It’s too bad the U.S. Supreme Court didn’t take a cue from the Minnesota town’s approach.
The U.S. Supreme Court might want to take a field trip to Lanesboro, Minn. Or at least Justices Kennedy, Scalia, Thomas, Alito and Roberts should make the trip.
Lanesboro, population 743, is no great bastion of diversity. It is white, Christian and rural. And it is wise.
In the wake of the Supreme Court’s recent holding in Town of Greece vs. Galloway, it was refreshing to spend Memorial Day weekend in a place that, while lacking organic diversity, understands the Establishment Clause of the First Amendment.
According to the recent Supreme Court decision, apparently a Christian prayer before a town meeting does not violate the First Amendment. If anyone can explain this to me, I would appreciate it.
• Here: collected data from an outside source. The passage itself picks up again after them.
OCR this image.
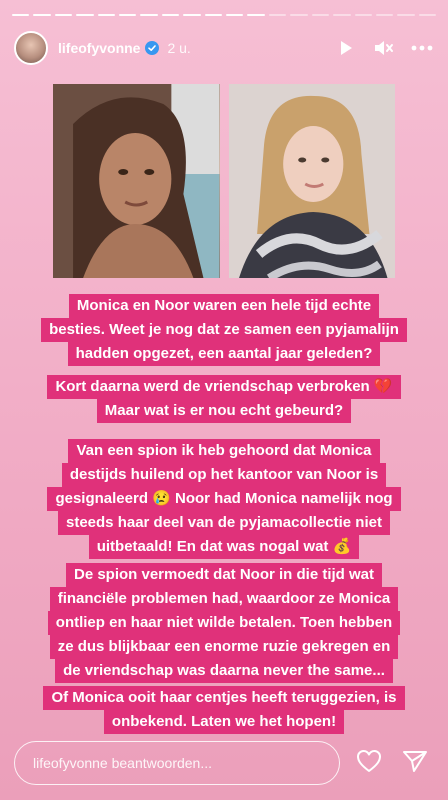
lifeofyvonne 2 u.
Monica en Noor waren een hele tijd echte
besties. Weet je nog dat ze samen een pyjamalijn
hadden opgezet, een aantal jaar geleden?
Kort daarna werd de vriendschap verbroken 💔
Maar wat is er nou echt gebeurd?
Van een spion ik heb gehoord dat Monica
destijds huilend op het kantoor van Noor is
gesignaleerd 😢 Noor had Monica namelijk nog
steeds haar deel van de pyjamacollectie niet
uitbetaald! En dat was nogal wat 💰
De spion vermoedt dat Noor in die tijd wat
financiële problemen had, waardoor ze Monica
ontliep en haar niet wilde betalen. Toen hebben
ze dus blijkbaar een enorme ruzie gekregen en
de vriendschap was daarna never the same...
Of Monica ooit haar centjes heeft teruggezien, is
onbekend. Laten we het hopen!
lifeofyvonne beantwoorden...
It was a pleasure to watch Lanesboro’s veterans (including a World War II vet celebrating his 95th birthday) march down the town’s main street to its community center with pride and honor.
But as the parade emptied into the community center for its Memorial Day program, I felt trepidation at what might ensue inside. As our family entered with the others, I was aware as I often am in such situations, that the four of us were likely the only non-Christians in attendance.
I held my breath during the opening prayer and again during the final benediction, but the clergy spoke in broad terms of God and a higher power, never bringing any specific set of beliefs or dogma into the equation.
Greece, N.Y., just outside of Rochester, with a population of 94,000, including a number of non-Christians, doesn’t get it, and apparently neither does the Supreme Court. But the people in a small community in southeastern Minnesota do, and it was a pleasure to observe Memorial Day with them.
Robin Doroshow lives in Golden Valley.